What is it about the Southern California pop-punk scene that makes my cholesterol rise like a sack of White Castle burgers? Is it the goofy, happy-go-lucky skater colors, graphics and stickers? Maybe it’s the fact that the bands involved with this scene feature men in their late ’20s/early ’30s singing about themes that would only ring familiar to a sexually frustrated high-schooler. Perhaps it’s just that all these silly pop-punk bands always sound identical to their peers? Well, such isn’t quite the case with the ever-popular Unwritten Law, who is currently on tour supporting its latest release, Elva, on Interscope Records.
Unwritten Law began much like their Southern California counterparts — two releases that consisted of nothing more than short, fast, nauseatingly catchy pop-punk fluff. Their last release on Interscope found them drastically re-working their sound for the better. While they still had the pop-punk aesthetics down, they were evolving into a more mature alternative power-pop kind of sound. This is still the case with Elva. Crisp sounding production value and some slower, quality pop songs such as the TRL single “Seein’ Red” and “Mean Girl” are scattered throughout the album.

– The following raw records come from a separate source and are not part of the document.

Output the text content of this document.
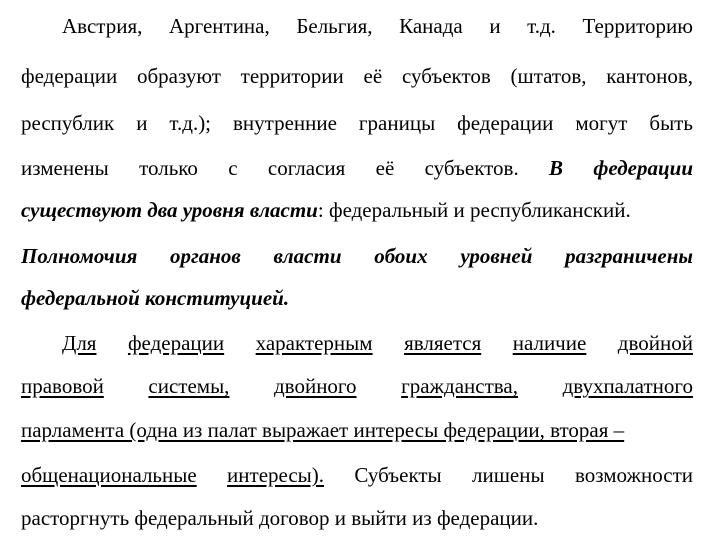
Австрия, Аргентина, Бельгия, Канада и т.д. Территорию
федерации образуют территории её субъектов (штатов, кантонов,
республик и т.д.); внутренние границы федерации могут быть
изменены только с согласия её субъектов. В федерации
существуют два уровня власти: федеральный и республиканский.
Полномочия органов власти обоих уровней разграничены
федеральной конституцией.
Для федерации характерным является наличие двойной
правовой системы, двойного гражданства, двухпалатного
парламента (одна из палат выражает интересы федерации, вторая –
общенациональные интересы). Субъекты лишены возможности
расторгнуть федеральный договор и выйти из федерации.
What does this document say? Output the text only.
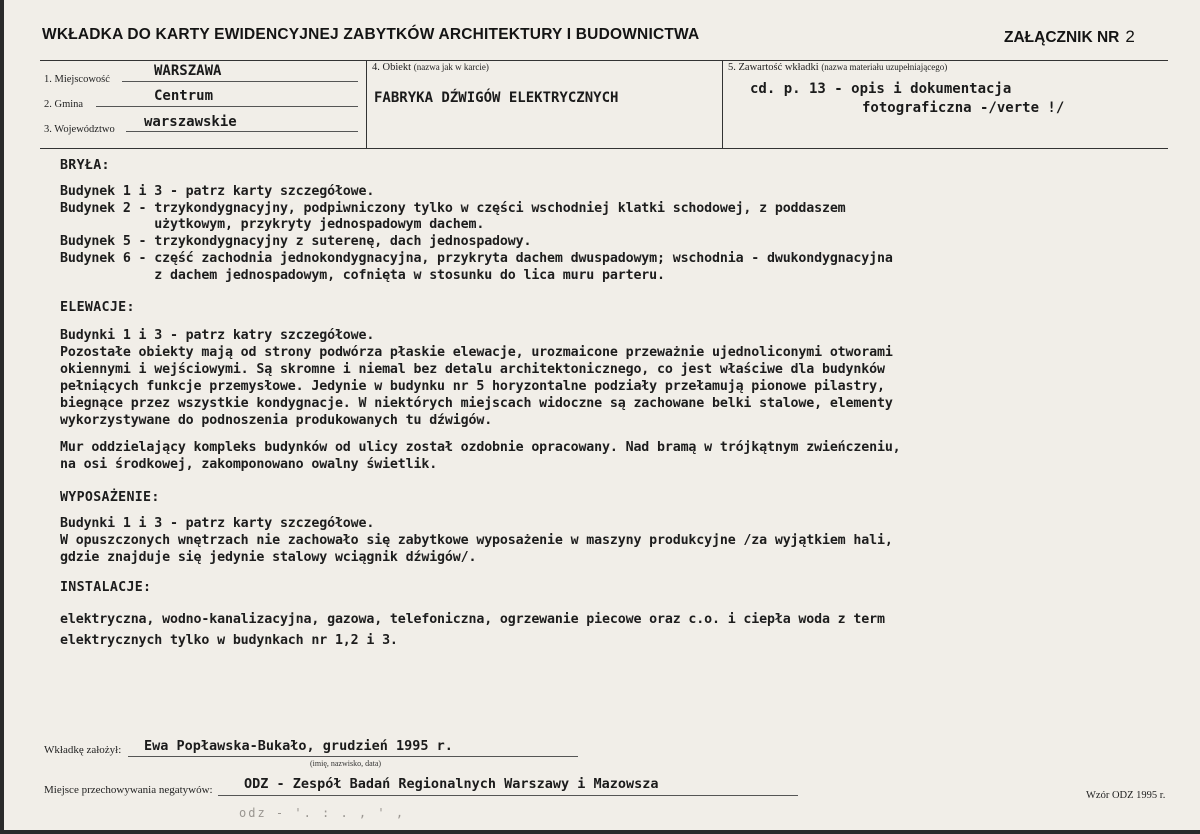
WKŁADKA DO KARTY EWIDENCYJNEJ ZABYTKÓW ARCHITEKTURY I BUDOWNICTWA	ZAŁĄCZNIK NR 2
1. Miejscowość
WARSZAWA
2. Gmina
Centrum
3. Województwo warszawskie
4. Obiekt (nazwa jak w karcie)
FABRYKA DŹWIGÓW ELEKTRYCZNYCH
5. Zawartość wkładki (nazwa materiału uzupełniającego)
cd. p. 13 - opis i dokumentacja
fotograficzna -/verte !/
BRYŁA:
Budynek 1 i 3 - patrz karty szczegółowe.
Budynek 2 - trzykondygnacyjny, podpiwniczony tylko w części wschodniej klatki schodowej, z poddaszem
użytkowym, przykryty jednospadowym dachem.
Budynek 5 - trzykondygnacyjny z suterenę, dach jednospadowy.
Budynek 6 - część zachodnia jednokondygnacyjna, przykryta dachem dwuspadowym; wschodnia - dwukondygnacyjna
z dachem jednospadowym, cofnięta w stosunku do lica muru parteru.
ELEWACJE:
Budynki 1 i 3 - patrz katry szczegółowe.
Pozostałe obiekty mają od strony podwórza płaskie elewacje, urozmaicone przeważnie ujednoliconymi otworami
okiennymi i wejściowymi. Są skromne i niemal bez detalu architektonicznego, co jest właściwe dla budynków
pełniących funkcje przemysłowe. Jedynie w budynku nr 5 horyzontalne podziały przełamują pionowe pilastry,
biegnące przez wszystkie kondygnacje. W niektórych miejscach widoczne są zachowane belki stalowe, elementy
wykorzystywane do podnoszenia produkowanych tu dźwigów.
Mur oddzielający kompleks budynków od ulicy został ozdobnie opracowany. Nad bramą w trójkątnym zwieńczeniu,
na osi środkowej, zakomponowano owalny świetlik.
WYPOSAŻENIE:
Budynki 1 i 3 - patrz karty szczegółowe.
W opuszczonych wnętrzach nie zachowało się zabytkowe wyposażenie w maszyny produkcyjne /za wyjątkiem hali,
gdzie znajduje się jedynie stalowy wciągnik dźwigów/.
INSTALACJE:
elektryczna, wodno-kanalizacyjna, gazowa, telefoniczna, ogrzewanie piecowe oraz c.o. i ciepła woda z term
elektrycznych tylko w budynkach nr 1,2 i 3.
Wkładkę założył: Ewa Popławska-Bukało, grudzień 1995 r.
(imię, nazwisko, data)
Miejsce przechowywania negatywów: ODZ - Zespół Badań Regionalnych Warszawy i Mazowsza
odz - '. : . , ' ,
Wzór ODZ 1995 r.
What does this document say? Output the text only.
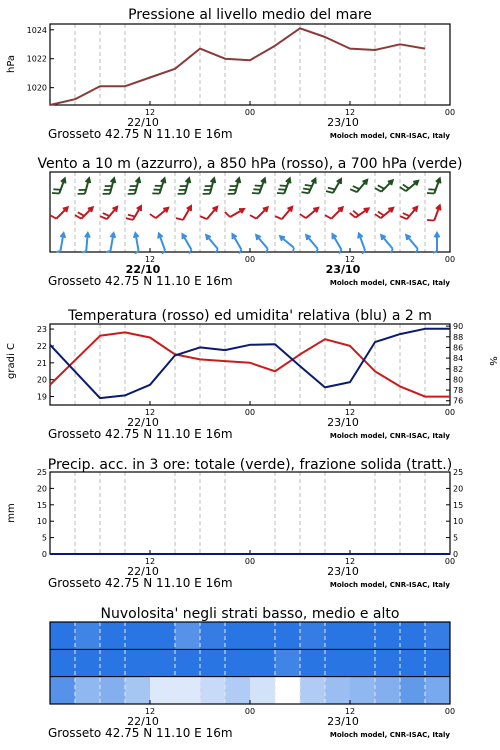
Pressione al livello medio del mare
Vento a 10 m (azzurro), a 850 hPa (rosso), a 700 hPa (verde)
Temperatura (rosso) ed umidita' relativa (blu) a 2 m
Precip. acc. in 3 ore: totale (verde), frazione solida (tratt.)
Nuvolosita' negli strati basso, medio e alto
hPa
gradi C	%
mm
12	00	12	00
22/10	23/10
Grosseto 42.75 N 11.10 E 16m	Moloch model, CNR-ISAC, Italy
1020
1022
1024
12	00	12	00
22/10	23/10
Grosseto 42.75 N 11.10 E 16m	Moloch model, CNR-ISAC, Italy
12	00	12	00
22/10	23/10
Grosseto 42.75 N 11.10 E 16m	Moloch model, CNR-ISAC, Italy
19
20
21
22
23
76
78
80
82
84
86
88
90
12	00	12	00
22/10	23/10
Grosseto 42.75 N 11.10 E 16m	Moloch model, CNR-ISAC, Italy
0
5
10
15
20
25
0
5
10
15
20
25
12	00	12	00
22/10	23/10
Grosseto 42.75 N 11.10 E 16m	Moloch model, CNR-ISAC, Italy
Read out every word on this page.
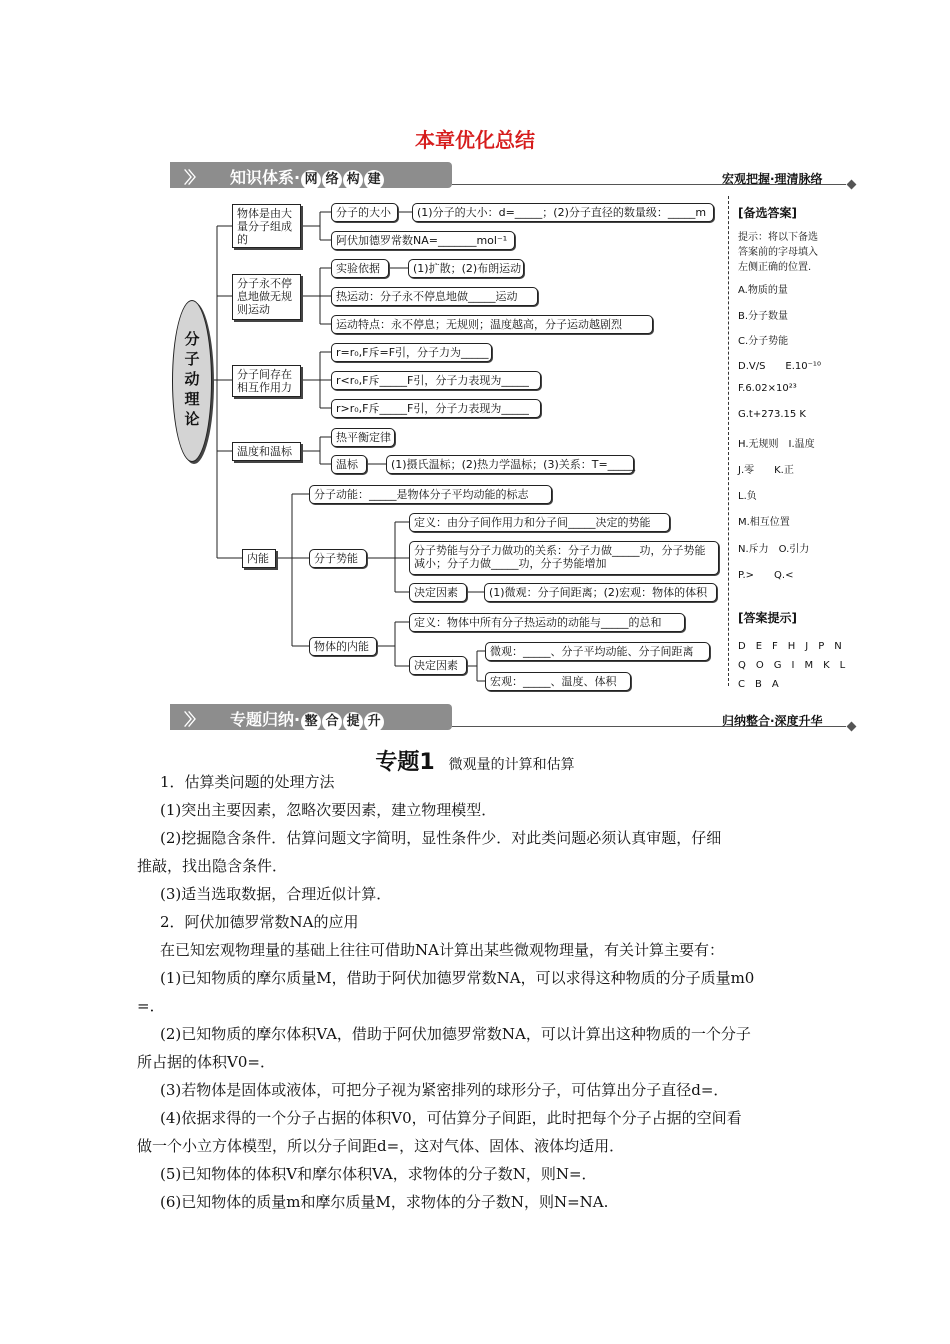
本章优化总结
〉〉 知识体系· 网 络 构 建	宏观把握·理清脉络
分子动理论
物体是由大量分子组成的
分子永不停息地做无规则运动
分子间存在相互作用力
温度和温标
内能
分子的大小	(1)分子的大小：d=_____；(2)分子直径的数量级：_____m
阿伏加德罗常数NA=_______mol⁻¹
实验依据	(1)扩散；(2)布朗运动
热运动：分子永不停息地做_____运动
运动特点：永不停息；无规则；温度越高，分子运动越剧烈
r=r₀,F斥=F引，分子力为_____
r<r₀,F斥_____F引，分子力表现为_____
r>r₀,F斥_____F引，分子力表现为_____
热平衡定律
温标	(1)摄氏温标；(2)热力学温标；(3)关系：T=_____
分子动能：_____是物体分子平均动能的标志
分子势能
定义：由分子间作用力和分子间_____决定的势能
分子势能与分子力做功的关系：分子力做_____功，分子势能减小；分子力做_____功，分子势能增加
决定因素	(1)微观：分子间距离；(2)宏观：物体的体积
物体的内能
定义：物体中所有分子热运动的动能与_____的总和
决定因素
微观：_____、分子平均动能、分子间距离
宏观：_____、温度、体积
[备选答案]
提示：将以下备选
答案前的字母填入
左侧正确的位置.
A.物质的量
B.分子数量
C.分子势能
D.V/S　　E.10⁻¹⁰
F.6.02×10²³
G.t+273.15 K
H.无规则　I.温度
J.零　　K.正
L.负
M.相互位置
N.斥力　O.引力
P.>　　Q.<
[答案提示]
D　E　F　H　J　P　N
Q　O　G　I　M　K　L
C　B　A
〉〉 专题归纳· 整 合 提 升	归纳整合·深度升华
专题1 微观量的计算和估算
1．估算类问题的处理方法
(1)突出主要因素，忽略次要因素，建立物理模型．
(2)挖掘隐含条件．估算问题文字简明，显性条件少．对此类问题必须认真审题，仔细
推敲，找出隐含条件．
(3)适当选取数据，合理近似计算．
2．阿伏加德罗常数NA的应用
在已知宏观物理量的基础上往往可借助NA计算出某些微观物理量，有关计算主要有：
(1)已知物质的摩尔质量M，借助于阿伏加德罗常数NA，可以求得这种物质的分子质量m0
=．
(2)已知物质的摩尔体积VA，借助于阿伏加德罗常数NA，可以计算出这种物质的一个分子
所占据的体积V0=．
(3)若物体是固体或液体，可把分子视为紧密排列的球形分子，可估算出分子直径d=．
(4)依据求得的一个分子占据的体积V0，可估算分子间距，此时把每个分子占据的空间看
做一个小立方体模型，所以分子间距d=，这对气体、固体、液体均适用．
(5)已知物体的体积V和摩尔体积VA，求物体的分子数N，则N=．
(6)已知物体的质量m和摩尔质量M，求物体的分子数N，则N=NA.
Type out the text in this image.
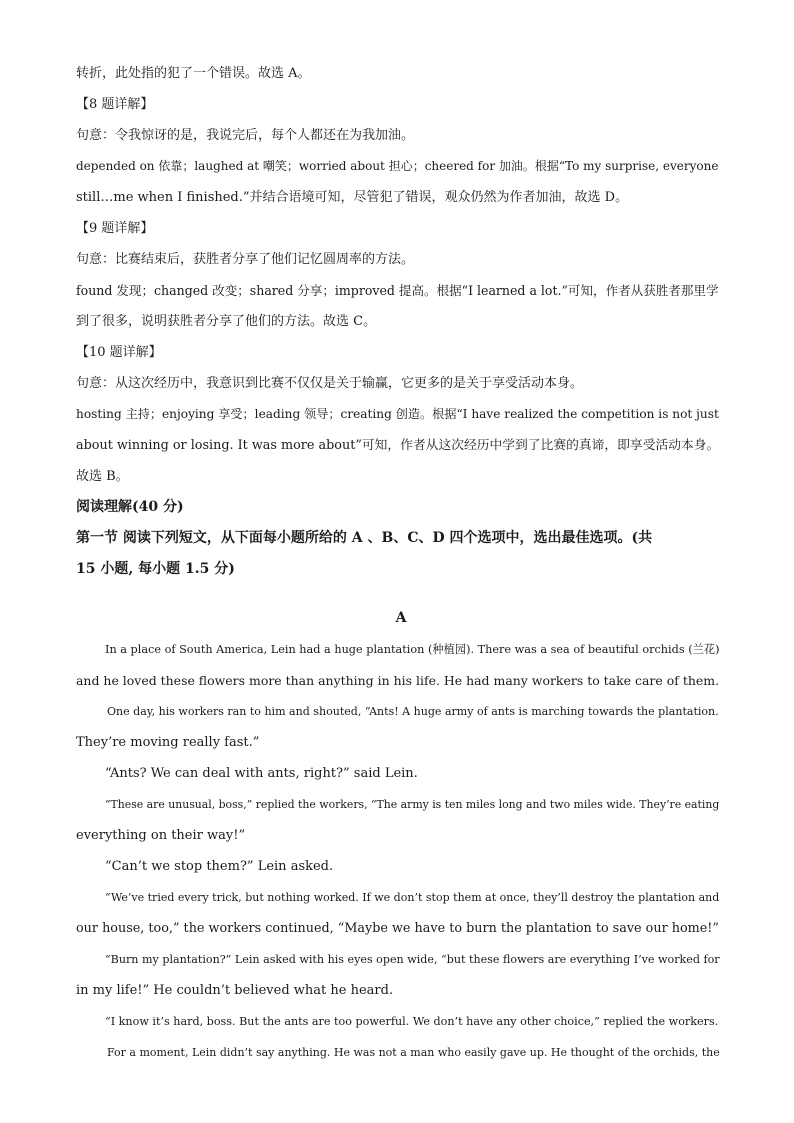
转折，此处指的犯了一个错误。故选 A。
【8 题详解】
句意：令我惊讶的是，我说完后，每个人都还在为我加油。
depended on 依靠；laughed at 嘲笑；worried about 担心；cheered for 加油。根据“To my surprise, everyone
still…me when I finished.”并结合语境可知，尽管犯了错误，观众仍然为作者加油，故选 D。
【9 题详解】
句意：比赛结束后，获胜者分享了他们记忆圆周率的方法。
found 发现；changed 改变；shared 分享；improved 提高。根据“I learned a lot.”可知，作者从获胜者那里学
到了很多，说明获胜者分享了他们的方法。故选 C。
【10 题详解】
句意：从这次经历中，我意识到比赛不仅仅是关于输赢，它更多的是关于享受活动本身。
hosting 主持；enjoying 享受；leading 领导；creating 创造。根据“I have realized the competition is not just
about winning or losing. It was more about”可知，作者从这次经历中学到了比赛的真谛，即享受活动本身。
故选 B。
阅读理解(40 分)
第一节 阅读下列短文，从下面每小题所给的 A 、B、C、D 四个选项中，选出最佳选项。(共
15 小题, 每小题 1.5 分)
A
In a place of South America, Lein had a huge plantation (种植园). There was a sea of beautiful orchids (兰花)
and he loved these flowers more than anything in his life. He had many workers to take care of them.
One day, his workers ran to him and shouted, “Ants! A huge army of ants is marching towards the plantation.
They’re moving really fast.”
“Ants? We can deal with ants, right?” said Lein.
“These are unusual, boss,” replied the workers, “The army is ten miles long and two miles wide. They’re eating
everything on their way!”
“Can’t we stop them?” Lein asked.
“We’ve tried every trick, but nothing worked. If we don’t stop them at once, they’ll destroy the plantation and
our house, too,” the workers continued, “Maybe we have to burn the plantation to save our home!”
“Burn my plantation?” Lein asked with his eyes open wide, “but these flowers are everything I’ve worked for
in my life!” He couldn’t believed what he heard.
“I know it’s hard, boss. But the ants are too powerful. We don’t have any other choice,” replied the workers.
For a moment, Lein didn’t say anything. He was not a man who easily gave up. He thought of the orchids, the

Despite their attempt to come off as a more adult pop band, they are still plagued by their Southern California tendencies. The lyrics are pathetic all the way through, songs that start off with potential grow stale quick due to a lack of musical craftsmanship and tracks “influenced” by another genre s are just plain bad. One of the songs, “Rescue Me” starts off with a smooth chorus and then drives itself into a brick wall with its forced Jawbox sounding verses. On “Rest of My Life” the band attempts something tinged with a bit of country and again it comes off as sloppy and forced. The last of my gripes comes with “How You Feel.” This track proves that no matter how hard they try, So-Cal bands can never grow up and give up feeble traits such as ska-punk. The album is not a terrible waste if you are a huge fan of empty power-pop like Everclear or Lit. There are a few tracks that make it worth a listen, but keep in mind I warned you: this album is better suited for white, Alien Workshop-wearing, west coast high school kids.